There’s no feeling in the world that can possibly come close to what goes through your heart when you see that acceptance email in your inbox. Nothing. A newborn baby in your arms, maybe, or loving someone and having that love unexpectedly returned… Maybe that sounds strange, although I’d be willing to bet that a few authors reading this might recognise the incomparable rush!

I had serious qualms about the editing process. Again, it was a first for me, apart from being at Josh’s tender yet Svengali-like mercies. However, I had the good fortune of working with Kym Hinton at Carina, and the whole thing was so much less painful than I’d expected – fun, believe it or not, mostly because of Kym’s unfailing good humour, and also because even whilst struggling to dispose of those little authorial “tics” that creep into your work, it was great to see the story shaping up into its final form. What made the big difference for me – and it might seem obvious, but during editing, which by its very nature is critical, it’s easy to forget – is that Kym reminded me before we started that she loved the book. That really was an enormous help, especially during those cold dark 5:30am editing sessions when you start to wonder what the hell you’re doing and who you were trying to kid when you told yourself that you could be an author. So thanks to Kym, to Angela and all at Carina for giving me this opportunity, and to you for reading this blog. I hope you enjoyed it, and that you’ll take a look at my favourite lines and fun facts on Facebook. I’ll look forward to seeing your comments on this post, and remember that leaving a comment here or on Facebook will enter you for a chance of winning a digital copy of Life After Joe.

16 thoughts on “Life Before Joe – how “this’ll never happen” suddenly did!”

  1. Pearl says:

    Thank you for another story of how the Carina books came to be and sharing part of the process of becoming a published author is like!

  2. Congratulations on your new book!

  3. Harper_Fox says:

    Thank you, Pearl. It’s been massively exciting for me and I’m appreciating every moment.

  4. Harper_Fox says:

    Hi, Anna. Thanks for your good wishes – very much appreciated.

  5. Estella says:

    Thanks for sharing how you became a published author.

  6. Harper_Fox says:

    You’re welcome, Estella. My pleasure, and not something I thought I’d ever have the chance to do!

  7. H says:

    Hello Harper.
    I’ve read your excerpt and haven’t managed to find a release date (like to add these things to my calendar, especially for new-to-me authors in new-to-me (actually, new-to-everyone this time!) places.

    Looking forward to reading in its entirety.
    Cheers and congratulations.

  8. josh lanyon says:

    Thank you, Harper. That’s lovely of you to say, but in fact all my actions are completely selfish. I just want to ensure a never-ending supply of the stories I love to read. I’m delighted to think of how many readers are in for a treat with your stories.

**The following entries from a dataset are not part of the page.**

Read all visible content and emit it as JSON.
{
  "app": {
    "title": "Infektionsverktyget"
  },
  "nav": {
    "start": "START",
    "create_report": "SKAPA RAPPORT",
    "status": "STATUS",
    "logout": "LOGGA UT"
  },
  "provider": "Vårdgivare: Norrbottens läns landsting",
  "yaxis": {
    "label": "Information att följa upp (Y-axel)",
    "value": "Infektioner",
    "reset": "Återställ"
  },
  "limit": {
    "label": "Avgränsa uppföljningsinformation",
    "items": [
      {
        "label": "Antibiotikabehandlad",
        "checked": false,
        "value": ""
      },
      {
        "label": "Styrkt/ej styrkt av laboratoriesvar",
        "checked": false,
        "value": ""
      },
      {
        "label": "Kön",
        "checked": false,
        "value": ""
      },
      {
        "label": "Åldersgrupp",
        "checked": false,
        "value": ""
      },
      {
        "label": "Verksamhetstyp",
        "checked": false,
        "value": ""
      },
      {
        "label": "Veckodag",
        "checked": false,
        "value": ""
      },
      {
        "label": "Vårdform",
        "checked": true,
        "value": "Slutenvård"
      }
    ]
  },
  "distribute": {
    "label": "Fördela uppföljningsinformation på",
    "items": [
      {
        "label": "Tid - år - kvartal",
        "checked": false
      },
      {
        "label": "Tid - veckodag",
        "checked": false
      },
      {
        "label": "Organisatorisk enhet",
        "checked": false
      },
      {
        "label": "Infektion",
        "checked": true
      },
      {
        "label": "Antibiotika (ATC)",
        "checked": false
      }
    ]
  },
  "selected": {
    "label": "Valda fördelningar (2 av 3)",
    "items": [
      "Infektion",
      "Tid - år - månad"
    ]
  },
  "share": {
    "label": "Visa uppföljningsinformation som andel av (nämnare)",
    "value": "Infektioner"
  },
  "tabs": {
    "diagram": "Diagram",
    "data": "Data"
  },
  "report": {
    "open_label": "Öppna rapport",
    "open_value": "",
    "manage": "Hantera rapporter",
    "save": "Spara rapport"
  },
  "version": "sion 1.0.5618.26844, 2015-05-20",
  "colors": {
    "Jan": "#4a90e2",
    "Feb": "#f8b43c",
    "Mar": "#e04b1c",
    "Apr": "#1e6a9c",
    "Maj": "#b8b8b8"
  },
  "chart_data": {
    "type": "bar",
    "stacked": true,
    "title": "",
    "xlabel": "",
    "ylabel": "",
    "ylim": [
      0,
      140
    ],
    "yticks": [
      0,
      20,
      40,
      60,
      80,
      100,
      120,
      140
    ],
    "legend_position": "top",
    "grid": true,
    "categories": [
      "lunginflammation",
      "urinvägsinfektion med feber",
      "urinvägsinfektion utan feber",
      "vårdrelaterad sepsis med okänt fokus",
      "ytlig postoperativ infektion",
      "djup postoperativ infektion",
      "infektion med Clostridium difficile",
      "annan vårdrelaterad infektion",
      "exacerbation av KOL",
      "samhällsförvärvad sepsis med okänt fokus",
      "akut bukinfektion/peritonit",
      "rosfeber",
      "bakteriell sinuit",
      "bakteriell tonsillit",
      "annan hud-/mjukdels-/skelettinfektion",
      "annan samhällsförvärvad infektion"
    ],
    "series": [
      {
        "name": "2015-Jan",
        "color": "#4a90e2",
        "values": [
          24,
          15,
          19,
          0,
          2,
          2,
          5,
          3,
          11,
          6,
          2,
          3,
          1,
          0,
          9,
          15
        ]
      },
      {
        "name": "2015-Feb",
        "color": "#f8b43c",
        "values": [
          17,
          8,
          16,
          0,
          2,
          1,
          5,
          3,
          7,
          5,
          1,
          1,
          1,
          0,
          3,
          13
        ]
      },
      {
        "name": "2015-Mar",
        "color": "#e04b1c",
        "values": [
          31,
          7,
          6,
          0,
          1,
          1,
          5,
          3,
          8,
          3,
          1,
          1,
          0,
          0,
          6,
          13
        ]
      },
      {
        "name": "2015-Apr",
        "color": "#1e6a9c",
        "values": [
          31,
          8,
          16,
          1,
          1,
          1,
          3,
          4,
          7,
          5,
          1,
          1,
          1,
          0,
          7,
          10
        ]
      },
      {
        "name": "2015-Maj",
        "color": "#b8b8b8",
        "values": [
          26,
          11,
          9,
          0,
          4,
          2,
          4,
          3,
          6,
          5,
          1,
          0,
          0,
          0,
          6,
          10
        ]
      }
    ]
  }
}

  9. Congratulations :) First person writers, unite!

  10. Harper_Fox says:

    Hi, H. Sorry about that – release date is 28th June. Thank you!

  11. Harper_Fox says:

    Right, Josh. You poured all that time and energy into my work just to be mean. I knew it!

  12. Harper_Fox says:

    Thanks, Kathleen! I might betray us with a tight third next time out :-) but it was a fascinating experience!

  13. Elise Warner says:

    I look forward to visiting Newcastle via your book. The title is marvelous.


    Elise Warner

  14. Kym says:

    I’m a day behind, but Harper, you’re an absolute gem. Thanks for your kind words, but you made my job easy by writing such a great story and being so receptive to feedback. Anyway, I can’t wait for release day when everyone else gets to see how great your story is. :) Kym

  15. Harper_Fox says:

    You can be as far behind as you like, with such kind words. (Blushes!) Thank you! xxx

  16. Wave says:

    Hi Harper
    It was such a pleasure review your first book Life After Joe. It was a wonderful read and I’m looking forward to your other releases. Thank you for a terrific story.